Alexandria Smith, Gallery Installation, Monuments to an Effigy as installed at Queens Museum showing sculpture in center of gallery. @ Jennifer Vignone

Alexandria Smith, Stained Glass, Monuments to an Effigy as installed at Queens Museum. @ Jennifer Vignone


The exhibit, Mundos Alternos (Alternate Worlds): Art and Science Fiction in the Americas, occupies the Atrium and surrounding galleries with contemporary artists presenting their alternative view of the world as seen through the Latinx perspective. All the works interpret what the past and future might have looked like if more engages with the Latinx heritage. It is a fascinating show. In particular and to the point of this article, Rigo23’s collaborative installation about the Zapatista Revolution, Autonomous InterGalactic Space Program (2009 – ongoing) utilizes an entire gallery, creating an environment of painted wood, embroidered hangings, basketry, paintings, objects, videos, culminating in the creation of a “spaceship” meant to take the Zapatistas into the future. The ship is filled with their basketry work, crops, a ball field where people gather. It, the vehicle that will protect them and allow them to take their essentials with them. In order to meet the future, the core, stabilizing sense of home is critical to meeting the future.

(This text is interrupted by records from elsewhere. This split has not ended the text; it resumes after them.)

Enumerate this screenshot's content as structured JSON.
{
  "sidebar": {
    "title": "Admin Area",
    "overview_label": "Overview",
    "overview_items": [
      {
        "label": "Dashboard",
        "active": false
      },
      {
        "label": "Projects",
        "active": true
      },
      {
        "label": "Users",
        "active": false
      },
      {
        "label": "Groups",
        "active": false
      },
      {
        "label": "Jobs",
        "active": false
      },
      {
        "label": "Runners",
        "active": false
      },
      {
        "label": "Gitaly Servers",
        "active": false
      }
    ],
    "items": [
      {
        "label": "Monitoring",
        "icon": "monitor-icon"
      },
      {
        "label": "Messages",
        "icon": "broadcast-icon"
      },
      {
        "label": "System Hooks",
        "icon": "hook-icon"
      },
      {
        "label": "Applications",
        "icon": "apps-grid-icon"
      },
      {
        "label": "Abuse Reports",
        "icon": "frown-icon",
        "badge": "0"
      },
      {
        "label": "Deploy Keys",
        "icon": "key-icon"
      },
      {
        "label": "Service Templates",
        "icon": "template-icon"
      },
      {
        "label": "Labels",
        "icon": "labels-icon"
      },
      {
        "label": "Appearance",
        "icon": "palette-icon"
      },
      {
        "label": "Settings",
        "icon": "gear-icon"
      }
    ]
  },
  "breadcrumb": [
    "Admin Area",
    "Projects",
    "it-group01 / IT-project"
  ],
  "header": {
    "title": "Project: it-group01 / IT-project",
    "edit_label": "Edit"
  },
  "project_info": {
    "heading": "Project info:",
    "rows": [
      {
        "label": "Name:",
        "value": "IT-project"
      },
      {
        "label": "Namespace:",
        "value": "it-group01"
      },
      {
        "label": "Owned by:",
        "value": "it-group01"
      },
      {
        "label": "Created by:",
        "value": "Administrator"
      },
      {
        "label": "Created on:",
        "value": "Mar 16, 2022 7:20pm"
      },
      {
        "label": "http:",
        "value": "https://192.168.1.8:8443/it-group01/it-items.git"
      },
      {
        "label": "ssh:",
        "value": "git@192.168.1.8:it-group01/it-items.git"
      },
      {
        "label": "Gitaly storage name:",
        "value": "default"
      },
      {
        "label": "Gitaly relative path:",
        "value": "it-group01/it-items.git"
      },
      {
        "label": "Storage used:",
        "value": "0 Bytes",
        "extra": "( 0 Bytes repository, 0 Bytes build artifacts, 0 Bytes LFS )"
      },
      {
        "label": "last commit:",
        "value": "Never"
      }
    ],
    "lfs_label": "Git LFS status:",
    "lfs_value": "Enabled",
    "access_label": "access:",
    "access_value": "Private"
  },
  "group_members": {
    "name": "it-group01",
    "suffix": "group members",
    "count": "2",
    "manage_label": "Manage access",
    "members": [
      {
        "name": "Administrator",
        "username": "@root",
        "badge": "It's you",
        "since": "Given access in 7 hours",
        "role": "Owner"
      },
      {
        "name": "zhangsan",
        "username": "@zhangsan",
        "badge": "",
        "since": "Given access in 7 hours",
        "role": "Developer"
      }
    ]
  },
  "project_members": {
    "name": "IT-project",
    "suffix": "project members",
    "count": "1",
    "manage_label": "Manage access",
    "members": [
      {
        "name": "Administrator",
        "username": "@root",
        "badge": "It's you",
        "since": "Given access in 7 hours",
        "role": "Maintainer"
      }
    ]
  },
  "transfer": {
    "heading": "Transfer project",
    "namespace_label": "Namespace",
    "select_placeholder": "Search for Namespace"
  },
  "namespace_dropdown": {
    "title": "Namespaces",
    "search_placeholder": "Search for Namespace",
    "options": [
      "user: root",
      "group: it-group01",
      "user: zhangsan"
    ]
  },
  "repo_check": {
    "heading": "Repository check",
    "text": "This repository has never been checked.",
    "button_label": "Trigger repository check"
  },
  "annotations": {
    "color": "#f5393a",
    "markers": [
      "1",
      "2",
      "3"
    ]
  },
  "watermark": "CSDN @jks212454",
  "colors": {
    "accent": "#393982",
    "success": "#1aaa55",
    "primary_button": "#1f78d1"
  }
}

Rigo23 Collaboration, The Spaceship, Autonomous InterGalactic Space Program Effigy as installed at Queens Museum. @ Jennifer Vignone



Rigo23 Collaboration, Painting that inspired the Spaceship, Autonomous InterGalactic Space Program Effigy as installed at Queens Museum.@Jennifer Vignone



These exhibitions have so much more of a story to tell. The common thread of being transplanted, moved, having to re-establish and find what it is now or will be home touches on how we all want to have our space, our core, and live. There is a striving for redefinition while still holding onto a sense of self, and how that gets incorporated into the new now, and the future to come. It is a museum experience well worth having.

Heidi Hoffman and Liz Phillips, Alexandria Smith, Mundos Alternos until August 18th, 2019 at the Queens Museum, Flushing Meadows Park, Corona, NY.